Complete step-by-step solution -
The two simultaneous equations given in the question are:
$\begin{align}
  & 2x+3y+8=0.......Eq.(1) \\
 & 4x+5y+14=0......Eq.(2) \\
\end{align}$
We are going to solve the above simultaneous equations by elimination method in which we transform our equations by multiplying eq. (1) by 2 and then subtract eq.(2) from this new eq.(1) and then x will be eliminated and we get the value of y.
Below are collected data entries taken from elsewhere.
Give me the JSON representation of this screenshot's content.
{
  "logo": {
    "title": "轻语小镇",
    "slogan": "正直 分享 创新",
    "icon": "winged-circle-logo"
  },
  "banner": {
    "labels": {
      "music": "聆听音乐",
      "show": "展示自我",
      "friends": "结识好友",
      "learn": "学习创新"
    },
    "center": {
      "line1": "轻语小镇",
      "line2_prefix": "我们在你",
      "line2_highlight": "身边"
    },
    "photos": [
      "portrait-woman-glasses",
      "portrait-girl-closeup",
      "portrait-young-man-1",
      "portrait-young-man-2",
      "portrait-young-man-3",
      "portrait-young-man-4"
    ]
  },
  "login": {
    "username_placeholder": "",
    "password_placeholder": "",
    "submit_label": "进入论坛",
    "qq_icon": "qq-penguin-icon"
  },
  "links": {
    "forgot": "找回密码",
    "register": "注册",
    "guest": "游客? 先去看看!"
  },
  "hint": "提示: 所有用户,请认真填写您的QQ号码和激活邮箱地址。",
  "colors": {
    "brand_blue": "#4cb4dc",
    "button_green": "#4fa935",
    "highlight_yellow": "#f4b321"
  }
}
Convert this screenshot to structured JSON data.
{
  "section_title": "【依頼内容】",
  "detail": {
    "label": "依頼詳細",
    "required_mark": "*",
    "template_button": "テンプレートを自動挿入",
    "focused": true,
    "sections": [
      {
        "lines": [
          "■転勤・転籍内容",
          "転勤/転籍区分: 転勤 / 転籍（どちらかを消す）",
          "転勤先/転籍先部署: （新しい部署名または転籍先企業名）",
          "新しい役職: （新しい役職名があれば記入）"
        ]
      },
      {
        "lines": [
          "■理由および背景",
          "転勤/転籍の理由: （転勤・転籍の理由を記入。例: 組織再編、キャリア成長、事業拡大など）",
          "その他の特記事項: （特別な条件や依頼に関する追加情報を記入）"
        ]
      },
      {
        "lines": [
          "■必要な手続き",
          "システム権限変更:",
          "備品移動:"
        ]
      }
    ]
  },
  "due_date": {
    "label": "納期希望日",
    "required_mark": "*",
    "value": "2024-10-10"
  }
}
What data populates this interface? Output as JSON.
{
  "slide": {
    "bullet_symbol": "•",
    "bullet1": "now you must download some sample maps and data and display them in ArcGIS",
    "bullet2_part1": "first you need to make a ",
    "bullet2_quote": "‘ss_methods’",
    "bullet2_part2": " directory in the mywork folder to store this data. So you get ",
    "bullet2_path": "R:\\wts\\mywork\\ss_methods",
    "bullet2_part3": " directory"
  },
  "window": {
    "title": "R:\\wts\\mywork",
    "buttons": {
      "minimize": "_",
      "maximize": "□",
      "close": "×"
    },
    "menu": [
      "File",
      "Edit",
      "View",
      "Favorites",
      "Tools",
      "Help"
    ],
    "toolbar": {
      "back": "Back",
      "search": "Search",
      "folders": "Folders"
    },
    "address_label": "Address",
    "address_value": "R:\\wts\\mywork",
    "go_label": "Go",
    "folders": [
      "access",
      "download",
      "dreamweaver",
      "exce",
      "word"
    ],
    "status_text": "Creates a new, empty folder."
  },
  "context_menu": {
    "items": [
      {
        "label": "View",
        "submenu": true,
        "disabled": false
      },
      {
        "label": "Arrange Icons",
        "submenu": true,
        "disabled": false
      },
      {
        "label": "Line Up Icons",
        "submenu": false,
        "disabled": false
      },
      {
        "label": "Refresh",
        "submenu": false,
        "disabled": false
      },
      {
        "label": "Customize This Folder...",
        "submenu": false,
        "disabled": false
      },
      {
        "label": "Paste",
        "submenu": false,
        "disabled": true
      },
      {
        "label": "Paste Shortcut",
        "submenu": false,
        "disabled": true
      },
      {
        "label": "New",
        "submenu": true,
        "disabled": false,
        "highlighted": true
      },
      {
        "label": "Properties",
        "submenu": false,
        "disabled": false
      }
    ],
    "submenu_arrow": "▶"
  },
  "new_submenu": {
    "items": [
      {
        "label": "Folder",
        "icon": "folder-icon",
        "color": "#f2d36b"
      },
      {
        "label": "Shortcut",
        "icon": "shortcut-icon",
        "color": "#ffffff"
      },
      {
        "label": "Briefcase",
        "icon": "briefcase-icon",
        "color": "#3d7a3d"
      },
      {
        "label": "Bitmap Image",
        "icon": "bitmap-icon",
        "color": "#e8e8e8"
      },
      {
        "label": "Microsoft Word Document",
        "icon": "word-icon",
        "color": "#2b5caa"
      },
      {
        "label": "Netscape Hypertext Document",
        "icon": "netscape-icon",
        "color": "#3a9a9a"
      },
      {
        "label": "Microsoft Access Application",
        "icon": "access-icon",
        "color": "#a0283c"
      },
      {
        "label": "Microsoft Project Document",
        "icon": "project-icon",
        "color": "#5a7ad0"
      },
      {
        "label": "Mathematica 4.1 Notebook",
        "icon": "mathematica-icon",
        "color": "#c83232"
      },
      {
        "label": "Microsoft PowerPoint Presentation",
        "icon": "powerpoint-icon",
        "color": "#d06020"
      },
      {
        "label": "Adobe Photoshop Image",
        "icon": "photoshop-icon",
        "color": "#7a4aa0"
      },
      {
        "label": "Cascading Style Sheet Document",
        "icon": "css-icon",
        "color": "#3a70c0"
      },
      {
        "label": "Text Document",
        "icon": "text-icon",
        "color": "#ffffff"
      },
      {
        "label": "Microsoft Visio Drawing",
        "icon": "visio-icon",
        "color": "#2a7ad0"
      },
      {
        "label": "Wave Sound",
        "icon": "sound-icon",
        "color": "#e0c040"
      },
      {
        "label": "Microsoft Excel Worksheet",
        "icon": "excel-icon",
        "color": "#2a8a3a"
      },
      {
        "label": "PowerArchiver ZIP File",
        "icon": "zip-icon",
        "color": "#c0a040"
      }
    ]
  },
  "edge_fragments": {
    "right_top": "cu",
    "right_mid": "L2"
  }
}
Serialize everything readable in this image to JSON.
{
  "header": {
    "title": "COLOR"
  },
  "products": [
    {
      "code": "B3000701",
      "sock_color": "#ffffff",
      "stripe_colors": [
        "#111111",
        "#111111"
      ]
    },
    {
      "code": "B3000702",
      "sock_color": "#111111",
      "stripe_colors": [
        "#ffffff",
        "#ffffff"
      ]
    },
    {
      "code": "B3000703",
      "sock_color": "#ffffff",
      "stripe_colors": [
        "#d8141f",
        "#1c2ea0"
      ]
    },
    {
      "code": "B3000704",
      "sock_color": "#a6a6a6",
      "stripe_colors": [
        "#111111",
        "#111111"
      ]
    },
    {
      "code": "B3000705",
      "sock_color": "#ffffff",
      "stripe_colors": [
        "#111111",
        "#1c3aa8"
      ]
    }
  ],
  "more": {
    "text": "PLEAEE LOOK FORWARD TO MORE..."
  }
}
Multiplying eq. (1) by 2 and multiplying eq. (2) by 1 and then subtract eq. (2) from eq. (1) we get,
$\begin{align}
  & \left( 2x+3y+8=0 \right)\times 2 \\
 & \dfrac{-\left( 4x+5y+14=0 \right)\times 1}{\left( 6-5 \right)y+16-14=0} \\
\end{align}$
Simplifying the above equation we get,
$\begin{align}
  & y+2=0 \\
 & \Rightarrow y=-2 \\
\end{align}$
Plugging this value of x in eq. (1) we get,
$\begin{align}
  & 2x+3\left( -2 \right)+8=0 \\
 & \Rightarrow 2x-6+8=0 \\
 & \Rightarrow 2x+2=0 \\
 & \Rightarrow x+1=0 \\
 & \Rightarrow x=-1 \\
\end{align}$
From the above, the solution of system of equations is:
$\begin{align}
  & x=-1; \\
 & y=-2 \\
\end{align}$.

Note: You can verify the solutions that you are getting are correct or not by satisfying the values of x and y in the given system of equations.
$\begin{align}
  & 2x+3y+8=0 \\
 & 4x+5y+14=0 \\
\end{align}$
The values of x and y that we have got above are:
$\begin{align}
  & x=-1; \\
 & y=-2 \\
\end{align}$
Take any one of the two simultaneous equations and substitute the values of x and y in that equation.
$\begin{align}
  & 2x+3y+8=0 \\
 & \Rightarrow 2\left( -1 \right)+3\left( -2 \right)+8=0 \\
 & \Rightarrow -2-6+8=0 \\
 & \Rightarrow -8+8=0 \\
 & \Rightarrow 0=0 \\
\end{align}$
From the above calculations, we have shown that the obtained values of x and y satisfies one of the simultaneous equations i.e. $2x+3y+8=0$.
Hence, we have verified that the values of x and y are correct.
You can check for yourself that the values of x and y that we have got above is satisfying the other equation of the system of equations.